Iga Świątek reaguje nerwowo na konferencjach. Trener mentalny tłumaczy jej zachowanie.
W związku z tym, że jej starsza siostra osiągała sukcesy. Iga była młodszą siostrą w cieniu starszej siostry z ciągłą chęcią wygrywania. I ona z pewnymi kompleksami wchodziła w sport z bardzo wymagającym, twardym ojcem, któremu wszystko zawdzięcza, bo woził ją po turniejach i wierzył w nią, co trzeba mu oddać - stwierdził Wojciech Fibak. - Ogólnie, życiowo Iga miała zawsze pod górkę. I ona wypracowała sobie model walki na korcie o wszystko.

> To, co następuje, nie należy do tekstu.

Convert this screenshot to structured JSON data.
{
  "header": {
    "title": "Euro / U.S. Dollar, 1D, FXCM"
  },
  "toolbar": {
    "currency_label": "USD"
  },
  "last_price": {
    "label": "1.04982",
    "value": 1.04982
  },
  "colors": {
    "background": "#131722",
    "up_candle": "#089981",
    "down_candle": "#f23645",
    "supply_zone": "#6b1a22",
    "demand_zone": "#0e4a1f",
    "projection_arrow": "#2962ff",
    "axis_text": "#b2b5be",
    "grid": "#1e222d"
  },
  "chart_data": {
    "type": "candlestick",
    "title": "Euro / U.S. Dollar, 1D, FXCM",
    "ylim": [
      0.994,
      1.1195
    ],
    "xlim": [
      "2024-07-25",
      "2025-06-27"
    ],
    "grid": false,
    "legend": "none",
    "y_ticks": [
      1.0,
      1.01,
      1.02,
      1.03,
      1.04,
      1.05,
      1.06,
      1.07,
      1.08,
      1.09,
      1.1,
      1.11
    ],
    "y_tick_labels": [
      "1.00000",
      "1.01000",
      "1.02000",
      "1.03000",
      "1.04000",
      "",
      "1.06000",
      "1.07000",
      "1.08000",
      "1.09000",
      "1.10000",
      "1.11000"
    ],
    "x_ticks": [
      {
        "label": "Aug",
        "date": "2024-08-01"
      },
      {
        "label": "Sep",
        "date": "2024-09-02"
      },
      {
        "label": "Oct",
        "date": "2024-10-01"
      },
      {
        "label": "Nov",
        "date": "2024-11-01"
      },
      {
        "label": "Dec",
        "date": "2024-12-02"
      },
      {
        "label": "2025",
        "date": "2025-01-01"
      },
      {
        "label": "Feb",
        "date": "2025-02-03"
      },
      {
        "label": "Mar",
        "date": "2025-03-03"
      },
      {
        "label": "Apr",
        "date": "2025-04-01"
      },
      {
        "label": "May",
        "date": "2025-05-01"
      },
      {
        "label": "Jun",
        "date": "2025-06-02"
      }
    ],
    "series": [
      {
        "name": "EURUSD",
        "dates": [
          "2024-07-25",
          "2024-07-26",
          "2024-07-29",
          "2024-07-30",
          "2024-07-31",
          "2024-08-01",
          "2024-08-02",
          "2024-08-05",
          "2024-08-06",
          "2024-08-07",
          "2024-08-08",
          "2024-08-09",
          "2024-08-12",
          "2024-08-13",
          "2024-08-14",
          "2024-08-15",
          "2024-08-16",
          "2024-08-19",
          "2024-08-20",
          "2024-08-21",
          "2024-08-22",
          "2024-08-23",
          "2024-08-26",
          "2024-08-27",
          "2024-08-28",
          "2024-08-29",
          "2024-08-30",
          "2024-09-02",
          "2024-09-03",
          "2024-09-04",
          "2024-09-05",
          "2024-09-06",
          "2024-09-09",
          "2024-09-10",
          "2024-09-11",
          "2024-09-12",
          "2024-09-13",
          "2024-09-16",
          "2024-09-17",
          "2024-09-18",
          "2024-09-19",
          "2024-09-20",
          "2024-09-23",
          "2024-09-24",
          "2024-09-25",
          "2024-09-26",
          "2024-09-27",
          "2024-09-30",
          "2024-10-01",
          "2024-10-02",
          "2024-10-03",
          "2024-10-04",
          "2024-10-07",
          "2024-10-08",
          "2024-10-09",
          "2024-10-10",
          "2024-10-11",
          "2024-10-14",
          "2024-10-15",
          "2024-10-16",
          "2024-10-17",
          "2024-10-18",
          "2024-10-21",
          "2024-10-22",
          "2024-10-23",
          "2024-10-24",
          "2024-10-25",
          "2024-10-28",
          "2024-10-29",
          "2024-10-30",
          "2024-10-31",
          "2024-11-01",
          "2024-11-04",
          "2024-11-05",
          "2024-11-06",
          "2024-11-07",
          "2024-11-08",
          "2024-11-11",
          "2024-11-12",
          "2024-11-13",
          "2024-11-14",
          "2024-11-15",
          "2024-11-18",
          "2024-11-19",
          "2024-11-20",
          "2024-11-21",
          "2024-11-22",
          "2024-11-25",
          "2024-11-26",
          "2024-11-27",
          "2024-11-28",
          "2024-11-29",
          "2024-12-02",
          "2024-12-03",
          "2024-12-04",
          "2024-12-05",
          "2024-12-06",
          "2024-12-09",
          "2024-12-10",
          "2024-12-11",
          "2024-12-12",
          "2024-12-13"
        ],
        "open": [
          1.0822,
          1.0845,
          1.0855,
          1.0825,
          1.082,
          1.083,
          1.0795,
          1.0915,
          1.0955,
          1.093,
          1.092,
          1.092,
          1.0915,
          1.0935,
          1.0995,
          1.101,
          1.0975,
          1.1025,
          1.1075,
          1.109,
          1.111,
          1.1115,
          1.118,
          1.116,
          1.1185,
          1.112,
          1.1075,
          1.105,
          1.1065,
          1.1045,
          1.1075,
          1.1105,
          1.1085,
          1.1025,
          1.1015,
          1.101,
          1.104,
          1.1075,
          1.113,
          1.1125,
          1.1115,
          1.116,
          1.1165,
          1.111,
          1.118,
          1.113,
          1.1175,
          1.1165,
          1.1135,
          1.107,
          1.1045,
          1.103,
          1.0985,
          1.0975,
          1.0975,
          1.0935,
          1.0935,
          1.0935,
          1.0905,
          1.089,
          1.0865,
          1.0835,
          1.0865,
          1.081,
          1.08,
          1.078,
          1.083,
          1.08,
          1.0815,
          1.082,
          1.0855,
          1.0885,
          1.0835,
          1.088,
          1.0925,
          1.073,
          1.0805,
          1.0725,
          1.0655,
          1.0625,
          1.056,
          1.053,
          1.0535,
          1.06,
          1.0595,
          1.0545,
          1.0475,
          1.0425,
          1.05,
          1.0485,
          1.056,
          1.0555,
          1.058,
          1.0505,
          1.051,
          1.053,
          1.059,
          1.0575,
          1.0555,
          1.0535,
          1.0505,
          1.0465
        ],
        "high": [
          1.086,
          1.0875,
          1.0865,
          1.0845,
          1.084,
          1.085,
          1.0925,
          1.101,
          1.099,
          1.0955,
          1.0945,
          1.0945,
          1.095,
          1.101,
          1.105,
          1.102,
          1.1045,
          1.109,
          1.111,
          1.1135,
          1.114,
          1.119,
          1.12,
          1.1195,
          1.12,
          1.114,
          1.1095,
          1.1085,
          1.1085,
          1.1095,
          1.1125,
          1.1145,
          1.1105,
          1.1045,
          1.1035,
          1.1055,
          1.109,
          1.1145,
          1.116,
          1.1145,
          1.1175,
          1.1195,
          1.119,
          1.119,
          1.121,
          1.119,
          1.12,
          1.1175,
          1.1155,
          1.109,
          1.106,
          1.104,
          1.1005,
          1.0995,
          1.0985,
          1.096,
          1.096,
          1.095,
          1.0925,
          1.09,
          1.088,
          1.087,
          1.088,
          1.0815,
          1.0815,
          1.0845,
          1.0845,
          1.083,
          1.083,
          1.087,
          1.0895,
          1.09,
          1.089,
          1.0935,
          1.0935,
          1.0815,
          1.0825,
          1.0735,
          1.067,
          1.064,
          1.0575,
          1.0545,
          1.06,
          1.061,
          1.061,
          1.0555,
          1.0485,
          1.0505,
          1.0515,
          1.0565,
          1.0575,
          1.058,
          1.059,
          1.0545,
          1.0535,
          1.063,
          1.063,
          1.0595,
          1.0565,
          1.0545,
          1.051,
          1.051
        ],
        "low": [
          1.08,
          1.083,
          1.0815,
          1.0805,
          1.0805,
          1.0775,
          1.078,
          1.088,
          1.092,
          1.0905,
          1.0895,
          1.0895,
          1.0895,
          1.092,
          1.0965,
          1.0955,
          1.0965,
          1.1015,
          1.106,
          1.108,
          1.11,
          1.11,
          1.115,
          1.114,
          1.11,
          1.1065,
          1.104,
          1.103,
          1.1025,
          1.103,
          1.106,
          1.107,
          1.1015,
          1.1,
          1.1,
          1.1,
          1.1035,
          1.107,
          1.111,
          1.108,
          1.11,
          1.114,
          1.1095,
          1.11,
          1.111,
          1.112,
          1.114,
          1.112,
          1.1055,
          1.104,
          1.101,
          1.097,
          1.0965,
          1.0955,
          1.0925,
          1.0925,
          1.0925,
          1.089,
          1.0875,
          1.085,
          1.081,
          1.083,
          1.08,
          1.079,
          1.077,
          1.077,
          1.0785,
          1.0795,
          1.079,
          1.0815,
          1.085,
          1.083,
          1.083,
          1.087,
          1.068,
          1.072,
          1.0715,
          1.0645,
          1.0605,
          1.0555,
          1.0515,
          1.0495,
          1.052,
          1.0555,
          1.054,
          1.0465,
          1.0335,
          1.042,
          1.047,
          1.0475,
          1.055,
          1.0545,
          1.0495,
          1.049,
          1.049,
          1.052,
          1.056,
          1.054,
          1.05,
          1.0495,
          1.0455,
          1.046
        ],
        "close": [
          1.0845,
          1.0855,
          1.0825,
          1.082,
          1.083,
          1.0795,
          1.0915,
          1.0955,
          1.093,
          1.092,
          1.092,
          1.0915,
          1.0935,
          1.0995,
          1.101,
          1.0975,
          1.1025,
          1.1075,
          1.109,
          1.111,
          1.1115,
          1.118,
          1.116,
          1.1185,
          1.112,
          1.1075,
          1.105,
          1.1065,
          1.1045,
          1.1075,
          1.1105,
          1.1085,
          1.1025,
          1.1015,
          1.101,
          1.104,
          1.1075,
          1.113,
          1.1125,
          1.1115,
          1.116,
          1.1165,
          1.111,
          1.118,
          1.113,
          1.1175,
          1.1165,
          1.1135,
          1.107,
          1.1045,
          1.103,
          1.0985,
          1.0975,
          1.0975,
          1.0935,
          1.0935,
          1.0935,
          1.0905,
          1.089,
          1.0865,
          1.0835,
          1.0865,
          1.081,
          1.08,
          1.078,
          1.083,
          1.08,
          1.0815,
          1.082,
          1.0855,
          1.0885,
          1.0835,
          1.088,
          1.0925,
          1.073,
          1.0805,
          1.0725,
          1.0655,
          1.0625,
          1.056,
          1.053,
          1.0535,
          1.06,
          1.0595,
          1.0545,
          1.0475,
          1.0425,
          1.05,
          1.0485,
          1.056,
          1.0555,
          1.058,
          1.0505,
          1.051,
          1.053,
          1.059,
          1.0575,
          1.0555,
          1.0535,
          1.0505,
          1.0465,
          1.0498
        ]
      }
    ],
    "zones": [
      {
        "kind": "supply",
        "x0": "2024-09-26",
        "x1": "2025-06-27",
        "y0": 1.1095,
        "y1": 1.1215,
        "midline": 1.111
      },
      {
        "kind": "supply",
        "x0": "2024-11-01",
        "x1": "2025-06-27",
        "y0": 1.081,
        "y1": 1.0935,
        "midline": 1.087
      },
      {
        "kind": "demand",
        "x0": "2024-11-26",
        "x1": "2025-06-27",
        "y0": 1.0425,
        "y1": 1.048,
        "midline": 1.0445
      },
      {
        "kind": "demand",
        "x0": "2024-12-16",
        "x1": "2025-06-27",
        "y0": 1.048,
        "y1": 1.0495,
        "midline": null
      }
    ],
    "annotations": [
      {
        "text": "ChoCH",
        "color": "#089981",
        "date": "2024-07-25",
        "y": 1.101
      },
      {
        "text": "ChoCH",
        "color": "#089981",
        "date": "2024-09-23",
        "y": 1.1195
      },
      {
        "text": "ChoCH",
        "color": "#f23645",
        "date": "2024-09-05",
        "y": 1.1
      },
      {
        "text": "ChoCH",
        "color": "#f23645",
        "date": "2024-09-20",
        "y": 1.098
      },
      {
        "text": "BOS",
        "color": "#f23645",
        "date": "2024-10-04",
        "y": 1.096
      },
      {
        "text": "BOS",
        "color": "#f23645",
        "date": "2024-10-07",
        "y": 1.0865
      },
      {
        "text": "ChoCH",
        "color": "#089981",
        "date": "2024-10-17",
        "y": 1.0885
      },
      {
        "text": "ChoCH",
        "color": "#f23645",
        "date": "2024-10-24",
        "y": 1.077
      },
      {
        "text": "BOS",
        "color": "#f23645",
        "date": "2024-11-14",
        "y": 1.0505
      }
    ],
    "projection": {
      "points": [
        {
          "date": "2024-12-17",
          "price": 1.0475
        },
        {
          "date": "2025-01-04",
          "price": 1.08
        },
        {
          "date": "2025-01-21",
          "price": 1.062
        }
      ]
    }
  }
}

McEnroe wspomniał, że jeżeli on wchodzi na kort i nie będzie nienawidzić sędziego, kibiców, przeciwnika, to nie może wykrzesać z siebie maksimum tej optymalnej formy technicznej. U Igi to może nie jest tak radykalne, ale ona wchodzi, zapomina o wszystkim, walczy i nie ma miejsca u niej na uśmiech czy nawet czasami miłą reakcję do przeciwniczki czy do publiczności. Pamiętam, były takie sugestie, aby wspomniała po kolejnym zwycięstwie w Roland Garros, że w polskim hymnie mamy Napoleona Bonaparte, że to połączyło ją bardziej z trudną publicznością Roland Garros, bardzo wymagającą paryską, koneserską. Nigdy to się nie zdarzyło.
Wojciech Fibak o relacjach Igi Świątek z matką
Kuba Wojewódzki zapytał też Wojciecha Fibaka o wywołujące duże emocje relacje Igi Świątek z Darią Abramowicz. "Czy jej relacja z psycholożką Darią Abramowicz to jest medialny problem Igi Świątek?" - padło pytanie.
Pamiętajmy o tym, że Iga niestety straciła mamę. Mama odeszła, rozdzieliły się ich drogi, kiedy Iga miała 15 lat. I dlatego ona wychodziła na korcie w Legii, na meczu ważnym, na korcie centralnym w turnieju. Wychodziła z płaczem po pierwszym secie, kiedy przegrała i nie wracała na kort, dlatego że u niej się wszystko kotłowało. To trudno dziewczynie, która ma 15 lat, mieć takie wyzwania tenisowe i inne. Do tego na przykład wspomnę, że małżonka wspaniałego malarza Jana Dobkowskiego była nauczycielką Igi w liceum i twierdziła i zawsze twierdzi, że Iga była najbardziej pracowitą i najlepszą uczennicą w jej klasie. Także Iga jest wyjątkową osobą pod wieloma względami - powiedział Wojciech Fibak.